A posteriori finite element output bounds with adaptive mesh refinement: application to a heat transfer problem in a three-dimensional rectangular duct

Abstract

Numerical simulations based on an a posteriori finite element bound method with adaptive mesh refinement are presented for the three-dimensional convection–diffusion equation. The bound method provides relevant, quantitative, inexpensive, and rigorous lower and upper bounds to the output on a very fine discretization (“truth” discretization) at a cost close to the coarse mesh calculation (“working” discretization).
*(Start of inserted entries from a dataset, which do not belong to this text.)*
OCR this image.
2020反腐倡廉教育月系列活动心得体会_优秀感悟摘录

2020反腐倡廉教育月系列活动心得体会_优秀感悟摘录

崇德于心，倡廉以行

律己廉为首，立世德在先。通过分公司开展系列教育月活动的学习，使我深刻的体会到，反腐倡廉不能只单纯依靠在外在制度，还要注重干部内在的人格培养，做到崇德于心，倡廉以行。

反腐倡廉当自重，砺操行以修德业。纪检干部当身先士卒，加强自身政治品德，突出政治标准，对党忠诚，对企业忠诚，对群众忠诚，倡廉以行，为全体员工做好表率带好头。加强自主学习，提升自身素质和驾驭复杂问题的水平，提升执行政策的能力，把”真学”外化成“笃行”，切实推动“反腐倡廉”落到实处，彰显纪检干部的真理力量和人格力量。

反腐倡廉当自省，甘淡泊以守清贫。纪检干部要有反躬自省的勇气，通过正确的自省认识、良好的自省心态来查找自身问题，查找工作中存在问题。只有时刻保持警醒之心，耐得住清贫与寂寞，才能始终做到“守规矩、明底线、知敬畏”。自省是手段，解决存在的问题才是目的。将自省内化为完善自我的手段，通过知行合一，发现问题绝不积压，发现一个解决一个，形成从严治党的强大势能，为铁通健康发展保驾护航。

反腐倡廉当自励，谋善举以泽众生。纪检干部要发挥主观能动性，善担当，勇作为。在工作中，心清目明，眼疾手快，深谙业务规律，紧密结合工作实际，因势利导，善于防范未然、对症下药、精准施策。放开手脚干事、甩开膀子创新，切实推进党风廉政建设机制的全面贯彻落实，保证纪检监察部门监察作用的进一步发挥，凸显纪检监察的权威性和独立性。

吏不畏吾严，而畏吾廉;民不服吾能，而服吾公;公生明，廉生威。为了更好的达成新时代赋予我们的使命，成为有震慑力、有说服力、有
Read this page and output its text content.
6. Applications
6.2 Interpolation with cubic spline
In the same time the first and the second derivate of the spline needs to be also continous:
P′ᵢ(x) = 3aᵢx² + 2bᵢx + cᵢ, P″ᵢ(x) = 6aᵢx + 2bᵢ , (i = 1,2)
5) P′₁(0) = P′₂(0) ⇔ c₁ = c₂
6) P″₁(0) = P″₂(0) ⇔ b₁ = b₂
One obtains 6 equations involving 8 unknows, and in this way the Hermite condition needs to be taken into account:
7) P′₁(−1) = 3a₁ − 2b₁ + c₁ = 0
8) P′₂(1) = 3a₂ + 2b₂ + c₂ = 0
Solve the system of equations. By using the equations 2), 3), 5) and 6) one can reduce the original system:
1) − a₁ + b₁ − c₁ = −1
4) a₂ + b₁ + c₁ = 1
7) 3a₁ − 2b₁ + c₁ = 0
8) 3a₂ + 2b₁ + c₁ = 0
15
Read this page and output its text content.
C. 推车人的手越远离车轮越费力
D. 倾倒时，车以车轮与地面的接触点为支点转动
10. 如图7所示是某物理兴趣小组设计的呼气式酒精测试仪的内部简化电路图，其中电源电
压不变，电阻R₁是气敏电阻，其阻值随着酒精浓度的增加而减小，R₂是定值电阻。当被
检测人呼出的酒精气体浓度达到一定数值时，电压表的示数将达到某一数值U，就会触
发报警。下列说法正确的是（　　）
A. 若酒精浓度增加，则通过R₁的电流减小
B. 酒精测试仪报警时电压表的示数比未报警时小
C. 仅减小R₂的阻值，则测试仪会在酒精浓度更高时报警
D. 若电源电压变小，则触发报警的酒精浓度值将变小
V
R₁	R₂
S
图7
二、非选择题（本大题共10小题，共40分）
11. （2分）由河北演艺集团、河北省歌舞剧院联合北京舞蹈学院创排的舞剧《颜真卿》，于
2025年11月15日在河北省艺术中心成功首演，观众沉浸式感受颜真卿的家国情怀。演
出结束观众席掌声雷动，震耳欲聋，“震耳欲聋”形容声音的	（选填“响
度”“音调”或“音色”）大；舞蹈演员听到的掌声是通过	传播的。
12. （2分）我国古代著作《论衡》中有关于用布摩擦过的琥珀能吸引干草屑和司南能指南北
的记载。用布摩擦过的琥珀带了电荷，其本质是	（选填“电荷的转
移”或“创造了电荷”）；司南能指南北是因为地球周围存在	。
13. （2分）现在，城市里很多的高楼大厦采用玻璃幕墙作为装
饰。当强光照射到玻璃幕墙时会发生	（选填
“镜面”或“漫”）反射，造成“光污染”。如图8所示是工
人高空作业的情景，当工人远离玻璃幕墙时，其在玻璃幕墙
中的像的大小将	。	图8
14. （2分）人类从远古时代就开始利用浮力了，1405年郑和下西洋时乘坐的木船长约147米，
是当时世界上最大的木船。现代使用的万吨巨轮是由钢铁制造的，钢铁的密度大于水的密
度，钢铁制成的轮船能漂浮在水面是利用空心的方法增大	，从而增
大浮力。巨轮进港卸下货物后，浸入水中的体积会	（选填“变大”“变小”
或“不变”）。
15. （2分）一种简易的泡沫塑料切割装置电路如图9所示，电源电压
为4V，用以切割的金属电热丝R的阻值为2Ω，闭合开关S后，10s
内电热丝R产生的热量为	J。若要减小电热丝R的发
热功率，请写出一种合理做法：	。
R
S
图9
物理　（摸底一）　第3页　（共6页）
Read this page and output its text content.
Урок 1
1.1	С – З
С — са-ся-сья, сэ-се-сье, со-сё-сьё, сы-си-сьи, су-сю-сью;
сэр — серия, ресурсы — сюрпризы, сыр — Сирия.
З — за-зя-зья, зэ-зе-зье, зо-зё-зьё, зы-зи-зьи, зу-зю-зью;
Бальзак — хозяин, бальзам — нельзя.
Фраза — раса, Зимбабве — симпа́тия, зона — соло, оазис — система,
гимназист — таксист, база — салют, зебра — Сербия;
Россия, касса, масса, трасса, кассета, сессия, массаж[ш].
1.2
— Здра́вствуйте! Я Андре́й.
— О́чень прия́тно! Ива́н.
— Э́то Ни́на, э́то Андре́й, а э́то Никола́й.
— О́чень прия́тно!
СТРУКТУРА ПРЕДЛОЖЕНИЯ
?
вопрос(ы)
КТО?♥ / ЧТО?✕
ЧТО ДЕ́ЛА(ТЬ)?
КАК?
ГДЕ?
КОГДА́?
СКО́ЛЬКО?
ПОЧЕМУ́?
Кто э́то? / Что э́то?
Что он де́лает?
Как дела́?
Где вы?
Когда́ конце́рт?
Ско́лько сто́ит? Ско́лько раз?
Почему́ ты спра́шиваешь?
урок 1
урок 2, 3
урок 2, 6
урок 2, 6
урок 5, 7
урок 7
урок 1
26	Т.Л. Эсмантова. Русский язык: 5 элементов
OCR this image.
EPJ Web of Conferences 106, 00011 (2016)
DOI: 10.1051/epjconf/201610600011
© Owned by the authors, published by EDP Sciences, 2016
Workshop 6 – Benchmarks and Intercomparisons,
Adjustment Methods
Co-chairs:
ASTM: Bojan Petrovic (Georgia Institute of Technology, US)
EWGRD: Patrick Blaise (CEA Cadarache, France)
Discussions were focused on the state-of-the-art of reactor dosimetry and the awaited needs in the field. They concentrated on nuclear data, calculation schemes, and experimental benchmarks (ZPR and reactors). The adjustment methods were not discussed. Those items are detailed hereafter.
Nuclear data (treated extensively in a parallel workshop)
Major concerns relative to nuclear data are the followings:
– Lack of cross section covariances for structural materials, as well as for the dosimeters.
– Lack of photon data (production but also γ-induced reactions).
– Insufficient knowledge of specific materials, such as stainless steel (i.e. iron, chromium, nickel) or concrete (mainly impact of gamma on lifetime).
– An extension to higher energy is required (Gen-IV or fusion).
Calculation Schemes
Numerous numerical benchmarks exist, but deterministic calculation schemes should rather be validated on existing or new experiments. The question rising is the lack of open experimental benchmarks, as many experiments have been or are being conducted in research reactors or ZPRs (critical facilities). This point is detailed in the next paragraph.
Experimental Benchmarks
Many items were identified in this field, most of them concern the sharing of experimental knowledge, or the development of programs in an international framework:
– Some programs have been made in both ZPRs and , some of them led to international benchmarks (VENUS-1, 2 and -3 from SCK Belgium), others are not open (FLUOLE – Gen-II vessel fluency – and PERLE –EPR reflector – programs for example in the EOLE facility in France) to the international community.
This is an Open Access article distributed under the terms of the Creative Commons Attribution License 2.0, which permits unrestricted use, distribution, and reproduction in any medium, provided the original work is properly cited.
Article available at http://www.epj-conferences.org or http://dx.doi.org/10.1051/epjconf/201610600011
To achieve a desired bound gap (i.e., difference between upper and lower bounds) at the lowest cost, an adaptive mesh refinement technique is used to refine the mesh only where needed. An optimal stabilization parameter is also applied to improve the sharpness of the bound gap. In this paper, the output of a heat transfer problem in a rectangular duct with a given velocity field is investigated. The average temperature at one section of the duct is bounded for a given inlet temperature and heat flux. For this problem, the adaptive mesh refinement strategy provides the same bound gap with only half the number of elements required by an uniform mesh refinement strategy. The hybrid flux calculation on the coarse mesh introduced for the domain decomposition approach is compared with the hybrid flux calculation on the fine mesh to analyze the contribution of the hybrid flux to the bound gap.